****/****
DVD - Image A Sound B Extras A
BD - Image A+ Sound B+ Extras A
starring Cary Grant, Eva Marie Saint, James Mason, Jessie Royce Landis
screenplay by Ernest Lehman
directed by Alfred Hitchcock
by Walter Chaw Roger
Thornhill (Cary
Grant) is Alfred Hitchcock's most mercurial anti-hero, the soup bone
reduction of the Master's wrong-man theme. An advertising executive so
at ease with changing his identity at the fall of a hammer, he has, by
film's end, become/done all of the things he's wrongfully accused of
being/doing at the beginning of the film.

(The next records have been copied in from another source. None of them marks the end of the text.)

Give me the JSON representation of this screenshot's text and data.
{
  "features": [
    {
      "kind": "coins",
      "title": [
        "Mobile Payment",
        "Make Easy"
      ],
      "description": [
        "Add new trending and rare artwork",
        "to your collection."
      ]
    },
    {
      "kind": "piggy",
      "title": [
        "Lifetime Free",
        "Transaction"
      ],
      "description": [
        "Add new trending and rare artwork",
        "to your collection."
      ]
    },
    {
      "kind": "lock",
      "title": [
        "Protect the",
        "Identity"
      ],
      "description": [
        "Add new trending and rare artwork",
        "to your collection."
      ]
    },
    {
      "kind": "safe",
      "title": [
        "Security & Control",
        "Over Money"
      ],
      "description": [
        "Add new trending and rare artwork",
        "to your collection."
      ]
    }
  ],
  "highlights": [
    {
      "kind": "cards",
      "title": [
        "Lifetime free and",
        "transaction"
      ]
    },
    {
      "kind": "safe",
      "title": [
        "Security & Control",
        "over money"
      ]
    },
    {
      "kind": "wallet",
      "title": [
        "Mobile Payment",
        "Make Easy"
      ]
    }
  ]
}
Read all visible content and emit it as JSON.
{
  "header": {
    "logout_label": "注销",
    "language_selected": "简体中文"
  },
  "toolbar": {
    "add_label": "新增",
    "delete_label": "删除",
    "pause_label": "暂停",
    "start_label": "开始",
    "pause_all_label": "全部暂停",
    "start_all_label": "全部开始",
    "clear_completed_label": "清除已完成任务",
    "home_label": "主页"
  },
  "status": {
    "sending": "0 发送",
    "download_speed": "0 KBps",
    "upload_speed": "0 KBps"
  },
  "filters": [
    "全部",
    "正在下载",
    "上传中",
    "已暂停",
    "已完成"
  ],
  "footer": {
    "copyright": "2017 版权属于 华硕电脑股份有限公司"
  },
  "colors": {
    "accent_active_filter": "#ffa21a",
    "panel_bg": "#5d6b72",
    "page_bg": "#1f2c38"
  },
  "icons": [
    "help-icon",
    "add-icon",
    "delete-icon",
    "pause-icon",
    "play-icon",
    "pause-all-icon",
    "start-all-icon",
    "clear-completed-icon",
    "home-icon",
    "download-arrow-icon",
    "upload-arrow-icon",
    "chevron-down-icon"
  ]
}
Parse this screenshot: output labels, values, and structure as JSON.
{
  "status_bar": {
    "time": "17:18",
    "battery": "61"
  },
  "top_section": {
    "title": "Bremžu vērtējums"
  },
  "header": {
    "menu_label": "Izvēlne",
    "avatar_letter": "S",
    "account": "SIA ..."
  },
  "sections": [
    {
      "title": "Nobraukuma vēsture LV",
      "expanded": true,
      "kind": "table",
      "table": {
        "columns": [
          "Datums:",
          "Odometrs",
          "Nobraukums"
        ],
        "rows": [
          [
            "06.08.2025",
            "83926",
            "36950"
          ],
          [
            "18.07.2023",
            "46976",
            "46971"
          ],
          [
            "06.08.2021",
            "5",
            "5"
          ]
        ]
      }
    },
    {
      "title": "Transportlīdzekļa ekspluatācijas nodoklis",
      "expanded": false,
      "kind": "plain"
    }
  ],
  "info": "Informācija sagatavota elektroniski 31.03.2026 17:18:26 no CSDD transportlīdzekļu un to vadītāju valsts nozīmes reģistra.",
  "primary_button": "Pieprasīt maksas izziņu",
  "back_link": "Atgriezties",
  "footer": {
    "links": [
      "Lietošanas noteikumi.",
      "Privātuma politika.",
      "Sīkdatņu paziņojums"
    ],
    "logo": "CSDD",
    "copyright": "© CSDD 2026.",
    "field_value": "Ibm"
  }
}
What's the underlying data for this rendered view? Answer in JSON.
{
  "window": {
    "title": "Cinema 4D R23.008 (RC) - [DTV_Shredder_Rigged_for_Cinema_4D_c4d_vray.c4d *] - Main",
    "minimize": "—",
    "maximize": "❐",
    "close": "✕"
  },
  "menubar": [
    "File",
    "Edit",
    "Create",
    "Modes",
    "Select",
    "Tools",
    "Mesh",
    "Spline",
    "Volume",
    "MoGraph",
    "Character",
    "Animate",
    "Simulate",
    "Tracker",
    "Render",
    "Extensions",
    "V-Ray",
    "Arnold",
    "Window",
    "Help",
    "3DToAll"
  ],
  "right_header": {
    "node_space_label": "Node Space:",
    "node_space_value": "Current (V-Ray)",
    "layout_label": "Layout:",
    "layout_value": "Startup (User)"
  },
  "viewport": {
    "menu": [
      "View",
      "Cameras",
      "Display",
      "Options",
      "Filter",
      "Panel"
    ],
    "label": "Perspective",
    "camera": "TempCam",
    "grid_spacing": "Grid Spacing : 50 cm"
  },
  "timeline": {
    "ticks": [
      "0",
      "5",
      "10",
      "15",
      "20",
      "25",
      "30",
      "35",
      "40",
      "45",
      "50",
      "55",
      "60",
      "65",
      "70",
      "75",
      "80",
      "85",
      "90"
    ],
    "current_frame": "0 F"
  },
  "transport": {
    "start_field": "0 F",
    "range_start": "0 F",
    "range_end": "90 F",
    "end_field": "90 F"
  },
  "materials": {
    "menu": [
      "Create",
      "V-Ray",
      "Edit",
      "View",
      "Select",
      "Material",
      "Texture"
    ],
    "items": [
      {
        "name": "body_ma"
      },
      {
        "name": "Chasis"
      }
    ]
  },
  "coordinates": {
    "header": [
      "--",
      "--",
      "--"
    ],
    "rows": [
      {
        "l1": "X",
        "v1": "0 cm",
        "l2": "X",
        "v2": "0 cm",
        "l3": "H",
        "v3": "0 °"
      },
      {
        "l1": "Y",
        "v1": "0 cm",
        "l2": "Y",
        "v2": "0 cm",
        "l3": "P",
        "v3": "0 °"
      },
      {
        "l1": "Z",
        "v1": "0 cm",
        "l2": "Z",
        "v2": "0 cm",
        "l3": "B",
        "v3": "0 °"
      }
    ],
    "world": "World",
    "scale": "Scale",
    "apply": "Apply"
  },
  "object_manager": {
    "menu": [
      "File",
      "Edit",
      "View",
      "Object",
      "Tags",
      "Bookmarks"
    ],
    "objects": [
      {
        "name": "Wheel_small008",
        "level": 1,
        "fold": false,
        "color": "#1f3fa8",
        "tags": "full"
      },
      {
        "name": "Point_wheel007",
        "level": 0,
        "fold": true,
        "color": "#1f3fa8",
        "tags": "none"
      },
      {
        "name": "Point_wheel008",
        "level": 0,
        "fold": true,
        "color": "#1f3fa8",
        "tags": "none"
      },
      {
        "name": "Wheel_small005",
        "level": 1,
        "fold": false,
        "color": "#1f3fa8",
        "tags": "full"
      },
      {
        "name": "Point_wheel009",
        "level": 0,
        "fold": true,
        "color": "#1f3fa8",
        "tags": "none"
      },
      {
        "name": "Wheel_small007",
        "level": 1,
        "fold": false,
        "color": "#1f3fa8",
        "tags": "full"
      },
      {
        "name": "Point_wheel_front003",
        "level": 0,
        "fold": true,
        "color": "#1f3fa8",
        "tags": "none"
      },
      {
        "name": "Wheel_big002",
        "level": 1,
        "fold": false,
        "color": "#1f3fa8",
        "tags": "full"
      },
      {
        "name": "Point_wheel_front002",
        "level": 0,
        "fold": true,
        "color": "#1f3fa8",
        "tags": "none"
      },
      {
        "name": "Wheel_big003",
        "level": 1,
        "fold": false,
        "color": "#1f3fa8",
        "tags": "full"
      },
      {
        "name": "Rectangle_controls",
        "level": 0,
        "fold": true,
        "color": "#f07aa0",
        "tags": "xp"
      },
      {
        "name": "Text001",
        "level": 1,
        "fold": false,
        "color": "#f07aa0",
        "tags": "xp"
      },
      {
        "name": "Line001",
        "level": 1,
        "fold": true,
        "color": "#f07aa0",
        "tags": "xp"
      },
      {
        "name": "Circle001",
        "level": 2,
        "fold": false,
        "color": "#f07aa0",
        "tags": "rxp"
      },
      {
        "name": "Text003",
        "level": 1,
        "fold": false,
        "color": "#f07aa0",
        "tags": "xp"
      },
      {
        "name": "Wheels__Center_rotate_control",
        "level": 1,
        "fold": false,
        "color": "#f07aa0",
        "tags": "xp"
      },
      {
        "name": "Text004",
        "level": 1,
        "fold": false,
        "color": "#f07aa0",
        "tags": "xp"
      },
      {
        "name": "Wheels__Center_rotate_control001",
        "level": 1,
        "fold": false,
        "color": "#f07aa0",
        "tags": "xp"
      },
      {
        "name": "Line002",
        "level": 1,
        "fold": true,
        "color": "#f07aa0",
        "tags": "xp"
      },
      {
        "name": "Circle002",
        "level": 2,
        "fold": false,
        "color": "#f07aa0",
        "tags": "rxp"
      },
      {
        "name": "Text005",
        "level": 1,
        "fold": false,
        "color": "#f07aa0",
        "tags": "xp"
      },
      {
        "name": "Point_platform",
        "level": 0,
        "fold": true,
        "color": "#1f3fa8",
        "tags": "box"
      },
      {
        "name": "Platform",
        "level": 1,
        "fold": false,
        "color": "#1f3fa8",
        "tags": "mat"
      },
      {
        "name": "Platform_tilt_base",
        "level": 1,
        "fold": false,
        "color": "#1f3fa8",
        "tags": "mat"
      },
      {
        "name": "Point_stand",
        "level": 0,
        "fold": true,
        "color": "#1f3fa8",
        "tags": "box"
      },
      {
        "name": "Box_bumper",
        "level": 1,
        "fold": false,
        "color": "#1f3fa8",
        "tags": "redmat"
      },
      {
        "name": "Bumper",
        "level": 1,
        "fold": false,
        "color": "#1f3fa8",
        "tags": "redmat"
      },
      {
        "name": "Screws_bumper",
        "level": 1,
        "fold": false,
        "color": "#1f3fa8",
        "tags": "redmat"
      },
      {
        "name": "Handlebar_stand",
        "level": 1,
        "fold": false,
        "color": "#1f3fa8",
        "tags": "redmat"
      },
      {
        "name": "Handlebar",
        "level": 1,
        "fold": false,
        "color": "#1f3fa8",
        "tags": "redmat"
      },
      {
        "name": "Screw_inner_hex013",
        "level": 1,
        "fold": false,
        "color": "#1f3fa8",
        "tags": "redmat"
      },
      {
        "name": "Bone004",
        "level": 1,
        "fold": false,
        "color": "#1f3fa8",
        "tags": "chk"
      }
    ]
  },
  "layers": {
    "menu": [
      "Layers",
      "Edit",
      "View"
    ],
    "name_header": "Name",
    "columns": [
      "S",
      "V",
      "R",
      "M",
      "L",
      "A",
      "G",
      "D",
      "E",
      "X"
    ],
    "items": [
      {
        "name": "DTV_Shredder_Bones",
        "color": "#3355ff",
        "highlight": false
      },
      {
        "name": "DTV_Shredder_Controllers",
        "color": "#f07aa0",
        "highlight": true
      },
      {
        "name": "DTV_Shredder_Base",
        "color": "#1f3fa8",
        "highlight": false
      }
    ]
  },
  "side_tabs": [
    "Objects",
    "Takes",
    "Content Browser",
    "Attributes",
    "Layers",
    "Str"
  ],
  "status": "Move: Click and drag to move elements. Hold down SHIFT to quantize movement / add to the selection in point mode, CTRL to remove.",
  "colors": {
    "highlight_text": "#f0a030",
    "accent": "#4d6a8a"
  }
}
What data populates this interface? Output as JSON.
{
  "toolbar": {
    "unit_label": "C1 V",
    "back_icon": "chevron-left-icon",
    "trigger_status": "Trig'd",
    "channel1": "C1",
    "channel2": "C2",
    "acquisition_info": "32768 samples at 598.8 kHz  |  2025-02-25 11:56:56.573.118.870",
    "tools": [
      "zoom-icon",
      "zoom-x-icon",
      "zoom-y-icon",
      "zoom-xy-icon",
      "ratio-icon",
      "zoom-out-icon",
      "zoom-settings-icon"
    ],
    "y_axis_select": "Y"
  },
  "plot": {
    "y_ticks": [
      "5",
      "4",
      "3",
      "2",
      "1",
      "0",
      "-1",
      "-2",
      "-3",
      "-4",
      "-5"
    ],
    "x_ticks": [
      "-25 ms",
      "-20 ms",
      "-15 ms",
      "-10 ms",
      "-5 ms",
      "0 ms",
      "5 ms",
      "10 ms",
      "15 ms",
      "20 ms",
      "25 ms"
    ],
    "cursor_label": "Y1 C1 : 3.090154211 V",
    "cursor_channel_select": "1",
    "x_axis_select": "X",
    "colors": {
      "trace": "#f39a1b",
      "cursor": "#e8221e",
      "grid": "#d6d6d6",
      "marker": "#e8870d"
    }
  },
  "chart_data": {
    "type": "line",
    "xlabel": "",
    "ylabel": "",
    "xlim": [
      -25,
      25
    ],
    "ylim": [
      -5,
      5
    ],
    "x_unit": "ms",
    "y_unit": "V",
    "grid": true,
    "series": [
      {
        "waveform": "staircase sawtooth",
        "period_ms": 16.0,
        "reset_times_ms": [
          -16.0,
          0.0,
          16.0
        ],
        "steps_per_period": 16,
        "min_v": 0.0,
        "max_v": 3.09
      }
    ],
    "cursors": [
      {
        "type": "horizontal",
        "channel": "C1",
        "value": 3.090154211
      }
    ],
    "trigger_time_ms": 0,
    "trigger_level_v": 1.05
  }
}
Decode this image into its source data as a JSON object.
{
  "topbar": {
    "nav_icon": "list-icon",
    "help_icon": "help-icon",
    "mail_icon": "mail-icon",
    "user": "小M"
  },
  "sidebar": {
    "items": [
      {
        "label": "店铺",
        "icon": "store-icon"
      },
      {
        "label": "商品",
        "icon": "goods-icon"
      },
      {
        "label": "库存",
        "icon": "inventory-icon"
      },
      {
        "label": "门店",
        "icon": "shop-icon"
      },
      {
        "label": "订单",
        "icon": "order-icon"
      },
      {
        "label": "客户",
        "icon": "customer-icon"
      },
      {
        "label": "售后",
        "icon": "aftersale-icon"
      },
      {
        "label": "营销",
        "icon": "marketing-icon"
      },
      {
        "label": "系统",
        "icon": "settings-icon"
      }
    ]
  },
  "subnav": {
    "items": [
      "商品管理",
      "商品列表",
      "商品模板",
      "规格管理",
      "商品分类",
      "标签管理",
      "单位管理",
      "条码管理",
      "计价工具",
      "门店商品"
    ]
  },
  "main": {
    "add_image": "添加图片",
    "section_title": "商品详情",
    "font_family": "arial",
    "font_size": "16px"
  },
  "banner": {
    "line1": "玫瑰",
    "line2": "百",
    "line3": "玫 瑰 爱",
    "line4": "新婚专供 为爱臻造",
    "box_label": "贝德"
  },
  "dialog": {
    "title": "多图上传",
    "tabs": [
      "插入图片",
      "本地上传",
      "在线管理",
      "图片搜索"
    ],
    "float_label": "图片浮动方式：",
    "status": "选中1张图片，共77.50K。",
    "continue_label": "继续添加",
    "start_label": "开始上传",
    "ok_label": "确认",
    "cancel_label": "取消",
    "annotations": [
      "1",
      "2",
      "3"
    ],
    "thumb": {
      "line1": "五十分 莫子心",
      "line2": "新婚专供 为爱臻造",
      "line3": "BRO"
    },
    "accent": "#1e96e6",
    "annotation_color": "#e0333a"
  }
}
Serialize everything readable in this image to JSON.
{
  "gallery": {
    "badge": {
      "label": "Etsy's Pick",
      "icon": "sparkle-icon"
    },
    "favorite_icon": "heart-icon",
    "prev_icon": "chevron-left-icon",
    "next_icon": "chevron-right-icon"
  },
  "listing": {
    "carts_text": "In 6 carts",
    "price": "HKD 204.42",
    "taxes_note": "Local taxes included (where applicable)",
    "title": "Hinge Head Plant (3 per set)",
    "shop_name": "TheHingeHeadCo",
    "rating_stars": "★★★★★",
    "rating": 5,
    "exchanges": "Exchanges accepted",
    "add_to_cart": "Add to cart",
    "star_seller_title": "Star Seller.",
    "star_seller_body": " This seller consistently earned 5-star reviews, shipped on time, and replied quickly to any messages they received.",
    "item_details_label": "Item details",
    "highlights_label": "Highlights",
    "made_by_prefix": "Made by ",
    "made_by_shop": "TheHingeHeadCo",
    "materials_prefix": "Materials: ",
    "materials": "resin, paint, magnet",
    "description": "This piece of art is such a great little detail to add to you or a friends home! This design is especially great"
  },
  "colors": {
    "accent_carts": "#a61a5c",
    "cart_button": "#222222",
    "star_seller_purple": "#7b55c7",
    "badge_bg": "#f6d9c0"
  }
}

Indeed, Hitchcock would never
again mine the idea of the wrong man with this kind of heat--veering
off as he did into a more metaphysical kind of guilt transference à la Vertigo
with The Birds, Psycho, and Marnie.
As North by Northwest
opens, Thornhill gives his regards to a night porter's wife ("We're not
talkin'!"), steals a cab from a Good Samaritan, and instructs his
secretary to send a neglected lover a box of gold-wrapped candy because
"she'll think she's eating money." He's a charmer--and he's as oily,
despicable, and fast-talking as almost every one of Grant's romantic
comedy heroes. Hitch undermines and exploits Grant for the fourth and
final time here as a guy we love until we stop for a second to catch
our breath and take stock of the myriad ways in which we've been
bribed, glad-handed, misled, and led-on.